His preoccupation was so great that an automobile, rounding a corner, missed him by inches as he crossed the road. The chauffeur shouted angrily at him as he leapt back.

Paul shook his fist at the retreating lights.

“Pig!” he shouted. “Assassin! Scoundrel! Villain! Would you kill me? I will take your number, rascal. I will inform the police. Villain!”

A policeman had strolled up and was eyeing him curiously. Paul turned to him, full of his wrongs.

“Officer,” he cried, “I have a complaint. These pigs of chauffeurs! They are reckless. They drive so recklessly. Hence the great number of accidents.”

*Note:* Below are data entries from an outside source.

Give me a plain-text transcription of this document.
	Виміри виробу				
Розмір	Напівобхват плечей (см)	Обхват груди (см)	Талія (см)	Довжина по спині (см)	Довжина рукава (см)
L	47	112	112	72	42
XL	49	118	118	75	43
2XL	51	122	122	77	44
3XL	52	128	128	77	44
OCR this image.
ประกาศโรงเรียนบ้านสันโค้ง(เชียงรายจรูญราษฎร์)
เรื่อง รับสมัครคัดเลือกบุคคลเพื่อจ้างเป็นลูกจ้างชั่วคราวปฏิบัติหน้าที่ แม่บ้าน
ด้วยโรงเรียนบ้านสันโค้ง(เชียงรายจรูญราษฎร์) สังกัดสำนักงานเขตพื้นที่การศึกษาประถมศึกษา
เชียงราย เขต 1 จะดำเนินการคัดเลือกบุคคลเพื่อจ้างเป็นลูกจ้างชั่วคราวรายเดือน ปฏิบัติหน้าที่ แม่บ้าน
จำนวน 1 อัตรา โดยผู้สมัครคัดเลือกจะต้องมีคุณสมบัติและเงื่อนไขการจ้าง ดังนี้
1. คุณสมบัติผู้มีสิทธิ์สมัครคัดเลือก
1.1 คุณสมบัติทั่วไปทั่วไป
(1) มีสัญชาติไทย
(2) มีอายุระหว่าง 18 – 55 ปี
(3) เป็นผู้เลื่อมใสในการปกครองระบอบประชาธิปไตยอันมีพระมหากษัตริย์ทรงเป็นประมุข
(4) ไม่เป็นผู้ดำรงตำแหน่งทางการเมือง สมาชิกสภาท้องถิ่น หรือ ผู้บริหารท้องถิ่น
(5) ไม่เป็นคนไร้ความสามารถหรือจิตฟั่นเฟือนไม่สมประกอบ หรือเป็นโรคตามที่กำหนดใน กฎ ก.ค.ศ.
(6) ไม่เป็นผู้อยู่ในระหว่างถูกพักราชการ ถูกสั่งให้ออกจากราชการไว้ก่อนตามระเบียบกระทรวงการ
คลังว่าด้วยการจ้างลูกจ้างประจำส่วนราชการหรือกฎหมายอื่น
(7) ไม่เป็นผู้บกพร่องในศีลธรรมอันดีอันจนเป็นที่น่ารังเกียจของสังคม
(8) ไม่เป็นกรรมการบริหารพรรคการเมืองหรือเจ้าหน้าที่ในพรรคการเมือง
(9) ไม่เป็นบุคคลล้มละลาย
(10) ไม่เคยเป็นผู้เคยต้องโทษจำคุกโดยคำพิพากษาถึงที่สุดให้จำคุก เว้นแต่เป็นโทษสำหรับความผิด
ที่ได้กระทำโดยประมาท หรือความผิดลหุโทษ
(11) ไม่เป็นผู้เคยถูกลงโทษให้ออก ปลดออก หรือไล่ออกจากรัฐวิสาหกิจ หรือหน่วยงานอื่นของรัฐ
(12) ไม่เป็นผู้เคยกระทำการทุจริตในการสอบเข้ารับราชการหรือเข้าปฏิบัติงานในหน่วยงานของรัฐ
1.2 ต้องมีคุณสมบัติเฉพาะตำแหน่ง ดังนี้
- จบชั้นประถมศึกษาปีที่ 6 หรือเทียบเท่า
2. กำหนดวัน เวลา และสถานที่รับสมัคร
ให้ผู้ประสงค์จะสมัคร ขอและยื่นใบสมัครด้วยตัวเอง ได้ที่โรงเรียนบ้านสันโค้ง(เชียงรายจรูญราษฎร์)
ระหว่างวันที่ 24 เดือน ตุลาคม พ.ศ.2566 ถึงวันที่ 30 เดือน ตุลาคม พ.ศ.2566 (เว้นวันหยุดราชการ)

“Awful!” said the policeman. “Pass along, sonny.”

Paul walked on, fuming. It was abominable that these chauffeurs-And then an idea came to him. He had found a way.

It was quiet in the Park. He had chosen the Park because it was dark and there would be none to see and interfere. He waited long in the shadow by the roadside. Presently from the darkness there came the distant drone of powerful engines. Lights appeared, like the blazing eyes of a dragon swooping down to devour its prey.

He ran out into the road with a shout.

It was an error, that shout. He had intended it for an inarticulate farewell to his picture, to Jeanne, to life. It was excusable in the driver of the motor that he misinterpreted it. It seemed to him a cry of warning. There was a great jarring of brakes, a scuttering of locked wheels on the dry road, and the car came to a standstill a full yard from where he stood.

“What the deuce-” said a cool voice from behind the lights.

Paul struck his chest and folded his arms.

“I am here,” he cried. “Destroy me!”

“Let George do it,” said the voice, in a marked American accent. “I never murder on a Friday; it’s unlucky. If it’s not a rude question, which asylum are you from? Halloa!”

The exclamation was one of surprise, for Paul’s nerves had finally given way, and he was now in a heap on the road, sobbing.

The man climbed down and came into the light. He was a tall young man with a pleasant, clean-cut face. He stopped and shook Paul.